E o futuro está na farinha … de insetos!

Foto: Insects au Gratin

Foto: Insects au Gratin

O projeto “Insects au Gratin” pretende encorajar as pessoas a comer insetos. A ideia é da designer portuguesa Susana Soares que a apresentou sobre a forma de biscoitos cobertos com paté de insetos, no Museu de Arte Moderna do Luxemburgo (Mudam).

Uma alternativa ecológica à carne, utilizando uma nova tecnologia para os cozinhar e tornar os insetos mais apelativos. A ideia parece simples. Mas como convencer a provar? De luvas e avental, Susana Soares preparou várias “fornadas” de biscoitos cobertos com um paté à base de farinha de larvas de escaravelhos, gafanhotos e louva-a-deus “produzidos para consumo humano”. Depois recorreu a uma impressora 3D, uma tecnologia que a designer portuguesa desenvolve na London South Bank University.

“O que estamos a ver é uma bolacha normal e a impressora 3D está a imprimir por cima um paté de insetos com queijo-creme pimenta caiena”, explicou a designer à Lusa, frisando que o aperitivo teve boa aceitação entre as pessoas que visitaram a exposição sobre o impacto da crise e do esgotamento dos recursos.

Depois só bastou esperar. “Queremos encorajar as pessoas a comer insetos, uma alternativa ecológica à carne, utilizando uma nova tecnologia para os cozinhar e os tornar mais apelativos”, disse a designer portuguesa, enquanto preparava mais uma dose de aperitivos para a enorme fila de visitantes que aguardavam a sua vez de provar a exótica iguaria, frente à “cozinha” improvisada no museu luxemburguês.

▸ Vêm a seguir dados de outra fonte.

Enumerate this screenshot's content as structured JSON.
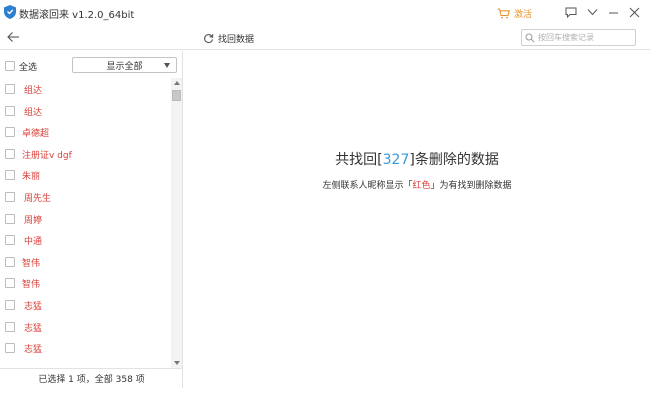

E as comparações são constantes. “O que as pessoas dizem é que não sabe a insetos, mas também ninguém sabe muito bem qual o sabor de insetos. As pessoas tentam sempre fazer uma comparação com o que conhecem, mas não há aqui um sabor muito forte. O sabor mais forte é o do queijo que foi usado como base”, explica.

A inovação está farinha de insetos produzia a partir de animais desidratados que depois pode ser misturada com água, manteiga ou até queijo-creme. Uma ideia inspirada numa conferência TED Talk em 2010, com o entomologista Marcel Dicke que propunha o seu consumo como forma de reduzir o impacto ecológico da criação de animais e combater a fome no mundo.

Licenciada pela Escola Superior de Artes e Design das Caldas da Rainha, com um mestrado no Royal College of Art de Londres, a designer portuguesa, de 37 anos, está agora a desenvolver um projeto com engenheiros alimentares que poderá vir a ser comercializado em breve. “Estamos a criar barras de cereais e pão com insetos e estamos, neste momento, a criar uma empresa para comercializar produtos com farinha de inseto”, conta.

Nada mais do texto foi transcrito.